Rio de Janeiro, 2/07/2014
Desigualdade social e democracia
Por Cândido Gzybowski
Sociólogo e diretor do Ibase
Nestes tempos de Copa do Mundo, com muitos jogos e emoções, é até difícil praticar a análise política. Mesmo com o ciclo de convenções partidárias, que nossa legislação e o calendário eleitoral impõem, toda a atenção é dominada pela Copa. Talvez uma análise inspirada no segredo da disputa num jogo de futebol seja uma possibilidade. A começar, no futebol dominam regras simples, bem conhecidas dos jogadores e treinadores, o que torna a disputa algo tendente ao mais leal e respeitoso, onde vale o mérito demonstrado na habilidade com a bola. Nem origem étnica, classe social, passado de conquistas no campo ou qualquer vantagem prévia contam na hora decisiva do jogo.
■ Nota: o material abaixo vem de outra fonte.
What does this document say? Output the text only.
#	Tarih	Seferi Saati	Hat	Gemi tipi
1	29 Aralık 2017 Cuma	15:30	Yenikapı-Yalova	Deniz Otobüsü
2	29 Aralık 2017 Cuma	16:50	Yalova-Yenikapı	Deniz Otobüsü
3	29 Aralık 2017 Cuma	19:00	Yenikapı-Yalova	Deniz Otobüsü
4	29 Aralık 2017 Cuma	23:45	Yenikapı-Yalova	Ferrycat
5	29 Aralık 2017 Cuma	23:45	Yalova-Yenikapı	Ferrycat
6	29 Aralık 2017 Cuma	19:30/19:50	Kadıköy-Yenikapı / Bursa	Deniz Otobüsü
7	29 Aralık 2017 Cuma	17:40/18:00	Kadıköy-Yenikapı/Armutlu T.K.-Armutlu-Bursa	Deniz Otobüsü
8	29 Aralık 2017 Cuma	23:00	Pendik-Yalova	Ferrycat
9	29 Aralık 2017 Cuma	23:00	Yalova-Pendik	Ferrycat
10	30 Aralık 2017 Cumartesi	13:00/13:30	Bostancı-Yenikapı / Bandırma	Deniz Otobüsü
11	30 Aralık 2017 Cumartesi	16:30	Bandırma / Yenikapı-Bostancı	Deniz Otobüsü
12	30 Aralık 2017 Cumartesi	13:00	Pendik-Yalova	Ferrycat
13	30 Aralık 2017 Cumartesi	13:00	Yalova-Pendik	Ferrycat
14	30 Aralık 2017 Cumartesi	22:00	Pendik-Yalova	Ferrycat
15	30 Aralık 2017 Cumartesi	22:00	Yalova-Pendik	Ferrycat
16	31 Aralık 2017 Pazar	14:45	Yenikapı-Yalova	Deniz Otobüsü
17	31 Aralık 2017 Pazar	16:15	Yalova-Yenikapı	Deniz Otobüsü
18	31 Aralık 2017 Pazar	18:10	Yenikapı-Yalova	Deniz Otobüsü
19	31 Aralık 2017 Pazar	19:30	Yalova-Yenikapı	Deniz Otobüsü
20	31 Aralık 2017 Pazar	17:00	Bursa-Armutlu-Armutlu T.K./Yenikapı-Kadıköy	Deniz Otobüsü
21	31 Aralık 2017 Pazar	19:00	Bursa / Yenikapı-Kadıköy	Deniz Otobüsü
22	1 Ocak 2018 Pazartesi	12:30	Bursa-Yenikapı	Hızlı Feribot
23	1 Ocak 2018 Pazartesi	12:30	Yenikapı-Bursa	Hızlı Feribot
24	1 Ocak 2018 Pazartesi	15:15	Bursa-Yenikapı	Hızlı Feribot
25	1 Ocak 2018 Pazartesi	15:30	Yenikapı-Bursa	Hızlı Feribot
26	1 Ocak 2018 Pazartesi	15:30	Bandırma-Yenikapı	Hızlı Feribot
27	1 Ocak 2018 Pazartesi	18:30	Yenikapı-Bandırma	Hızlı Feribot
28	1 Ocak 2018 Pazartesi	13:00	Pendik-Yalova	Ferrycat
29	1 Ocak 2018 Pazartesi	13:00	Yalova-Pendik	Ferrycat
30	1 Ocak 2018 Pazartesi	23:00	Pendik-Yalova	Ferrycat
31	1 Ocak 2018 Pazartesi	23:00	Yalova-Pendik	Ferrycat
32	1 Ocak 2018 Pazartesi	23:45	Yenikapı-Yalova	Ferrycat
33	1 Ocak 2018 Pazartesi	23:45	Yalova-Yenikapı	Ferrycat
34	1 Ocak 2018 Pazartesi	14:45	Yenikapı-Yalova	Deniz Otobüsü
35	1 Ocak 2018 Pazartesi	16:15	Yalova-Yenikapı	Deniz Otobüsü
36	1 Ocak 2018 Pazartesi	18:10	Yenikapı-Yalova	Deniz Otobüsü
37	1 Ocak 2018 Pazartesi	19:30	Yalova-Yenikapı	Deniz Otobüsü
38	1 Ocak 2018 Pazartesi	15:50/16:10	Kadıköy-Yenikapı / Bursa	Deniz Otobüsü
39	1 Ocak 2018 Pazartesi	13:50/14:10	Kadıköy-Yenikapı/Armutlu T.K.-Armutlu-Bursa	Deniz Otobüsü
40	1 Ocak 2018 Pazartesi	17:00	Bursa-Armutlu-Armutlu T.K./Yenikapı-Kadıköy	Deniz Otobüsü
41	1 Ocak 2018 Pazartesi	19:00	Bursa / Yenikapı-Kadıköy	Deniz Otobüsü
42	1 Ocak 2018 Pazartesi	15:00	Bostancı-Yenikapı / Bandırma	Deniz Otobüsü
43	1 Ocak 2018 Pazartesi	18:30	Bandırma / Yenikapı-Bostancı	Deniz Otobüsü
Cada jogo é um jogo, bonito e emocionante na medida de sua imprevisibilidade sobre time ganhador antes do jogo. Existem violações e agressões que cabe aos juízes – única autoridade aceita em campo – punir com cobrança de faltas, advertências e expulsões, no ato mesmo. A disputa política é mais batalha do que jogo, onde a violação de leis e normas parece regra e não exceção. Na disputa eleitoral, por exemplo, tudo parece valer. Na disputa política no Parlamento, mais do que ideias e projetos, votam-se trocas de favores e benefícios, ou defesa de interesses corporativos e até invisíveis vantagens para financiadores de campanhas, ao invés do bem comum público, sua razão democrática de ser. Tal realidade da disputa política está longe de ser uma especificidade brasileira.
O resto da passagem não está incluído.